04/02/2021 às 23h54min - Atualizada em 04/02/2021 às 22h48min

A realidade por trás da insegurança

Depois de enfrentarem o ensino remoto, professores encaram novo método para as aulas presenciais

Bianca Nascimento - Editado por Gustavo Henrique Araújo
Foto: Reprodução/Freepik
De repente, o canetão e o giz foram substituídos pelo mouse e o teclado como recurso para enfrentar a situação vivenciada pelos educadores no começo da pandemia do novo coronavírus. O desafio apresentou grandes mudanças no calendário escolar, devido ao replanejamento diante de uma realidade que pegou todos de surpresa.

Enquanto isso, o medo e a insegurança permeavam a mente dos docentes, que precisaram usar a imaginação e a criatividade para produzirem conteúdo. Mesmo não sendo influenciadores digitais, mas carregando o título de influenciadores da vida, inovaram o método de ensino e conseguiram reverter a situação, como sempre fazem, prosseguindo em frente, em busca de oferecer o melhor ensino para todos os alunos.

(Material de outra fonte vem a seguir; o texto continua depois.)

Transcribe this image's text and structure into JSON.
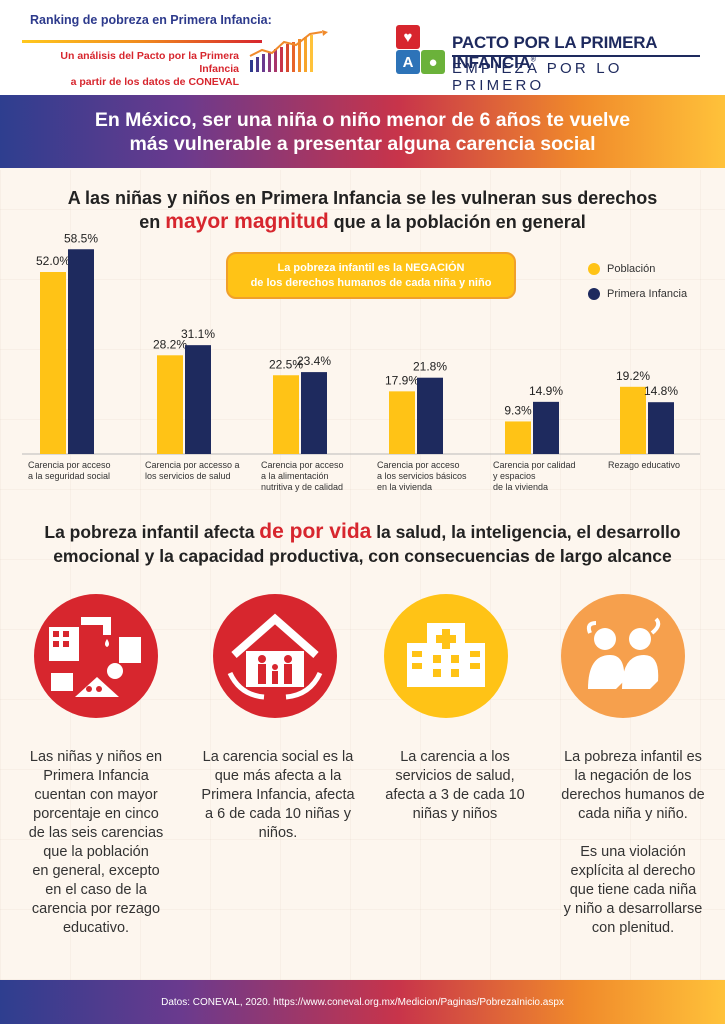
{
  "header": {
    "title": "Ranking de pobreza en Primera Infancia:",
    "subtitle_line1": "Un análisis del Pacto por la Primera Infancia",
    "subtitle_line2": "a partir de los datos de CONEVAL",
    "logo_name": "PACTO POR LA PRIMERA INFANCIA",
    "logo_tagline": "EMPIEZA POR LO PRIMERO",
    "logo_block_letter": "A",
    "colors": {
      "navy": "#1e2a5e",
      "red": "#d7262e",
      "yellow": "#ffc316",
      "orange": "#f08a2b",
      "blue": "#2d73b8",
      "green": "#6bb23a"
    }
  },
  "banner": {
    "line1": "En México, ser una niña o niño menor de 6 años te vuelve",
    "line2": "más vulnerable a presentar alguna carencia social"
  },
  "section1": {
    "heading_line1": "A las niñas y niños en Primera Infancia se les vulneran sus derechos",
    "heading_pre": "en ",
    "heading_highlight": "mayor magnitud",
    "heading_post": " que a la población en general",
    "callout_line1": "La pobreza infantil es la NEGACIÓN",
    "callout_line2": "de los derechos humanos de cada niña y niño"
  },
  "chart_data": {
    "type": "bar",
    "categories": [
      [
        "Carencia por acceso",
        "a la seguridad social"
      ],
      [
        "Carencia por accesso a",
        "los servicios de salud"
      ],
      [
        "Carencia por acceso",
        "a la alimentación",
        "nutritiva y de calidad"
      ],
      [
        "Carencia por acceso",
        "a los servicios básicos",
        "en la vivienda"
      ],
      [
        "Carencia por calidad",
        "y espacios",
        "de la vivienda"
      ],
      [
        "Rezago educativo"
      ]
    ],
    "series": [
      {
        "name": "Población",
        "color": "#ffc316",
        "values": [
          52.0,
          28.2,
          22.5,
          17.9,
          9.3,
          19.2
        ],
        "labels": [
          "52.0%",
          "28.2%",
          "22.5%",
          "17.9%",
          "9.3%",
          "19.2%"
        ]
      },
      {
        "name": "Primera Infancia",
        "color": "#1e2a5e",
        "values": [
          58.5,
          31.1,
          23.4,
          21.8,
          14.9,
          14.8
        ],
        "labels": [
          "58.5%",
          "31.1%",
          "23.4%",
          "21.8%",
          "14.9%",
          "14.8%"
        ]
      }
    ],
    "ylim": [
      0,
      60
    ],
    "legend_position": "top-right",
    "grid": false
  },
  "section2": {
    "heading_pre": "La pobreza infantil afecta ",
    "heading_highlight": "de por vida",
    "heading_post1": " la salud, la inteligencia, el desarrollo",
    "heading_line2": "emocional y la capacidad productiva, con consecuencias de largo alcance"
  },
  "icons": [
    {
      "name": "services-icon",
      "color": "#d7262e"
    },
    {
      "name": "family-house-icon",
      "color": "#d7262e"
    },
    {
      "name": "hospital-icon",
      "color": "#ffc316"
    },
    {
      "name": "sad-children-icon",
      "color": "#f6a04d"
    }
  ],
  "descriptions": [
    [
      "Las niñas y niños en",
      "Primera Infancia",
      "cuentan con mayor",
      "porcentaje en cinco",
      "de las seis carencias",
      "que la población",
      "en general, excepto",
      "en el caso de la",
      "carencia por rezago",
      "educativo."
    ],
    [
      "La carencia social es la",
      "que más afecta a la",
      "Primera Infancia, afecta",
      "a 6 de cada 10 niñas y",
      "niños."
    ],
    [
      "La carencia a los",
      "servicios de salud,",
      "afecta a 3 de cada 10",
      "niñas y niños"
    ],
    [
      "La pobreza infantil es",
      "la negación de los",
      "derechos humanos de",
      "cada niña y niño.",
      "",
      "Es una violación",
      "explícita al derecho",
      "que tiene cada niña",
      "y niño a desarrollarse",
      "con plenitud."
    ]
  ],
  "footer": {
    "source": "Datos: CONEVAL, 2020. https://www.coneval.org.mx/Medicion/Paginas/PobrezaInicio.aspx"
  }
}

O ambiente de sala de aula, com diferentes tons de vozes falando ao mesmo tempo, foi modificado para o virtual, que, por sua vez, alterou o rosto físico dos estudantes por fotos e as vozes por microfones desligados, transformando a interatividade em ausência.

De um lado, estavam os professores que já dominavam os recursos tecnológicos; do outro, a grande maioria, que foi desafiada a aprender, para depois ensinar. No entanto, os dois lados se juntaram, tornando-se únicos, o que contribuiu para a aprendizagem dos alunos e dos próprios docentes.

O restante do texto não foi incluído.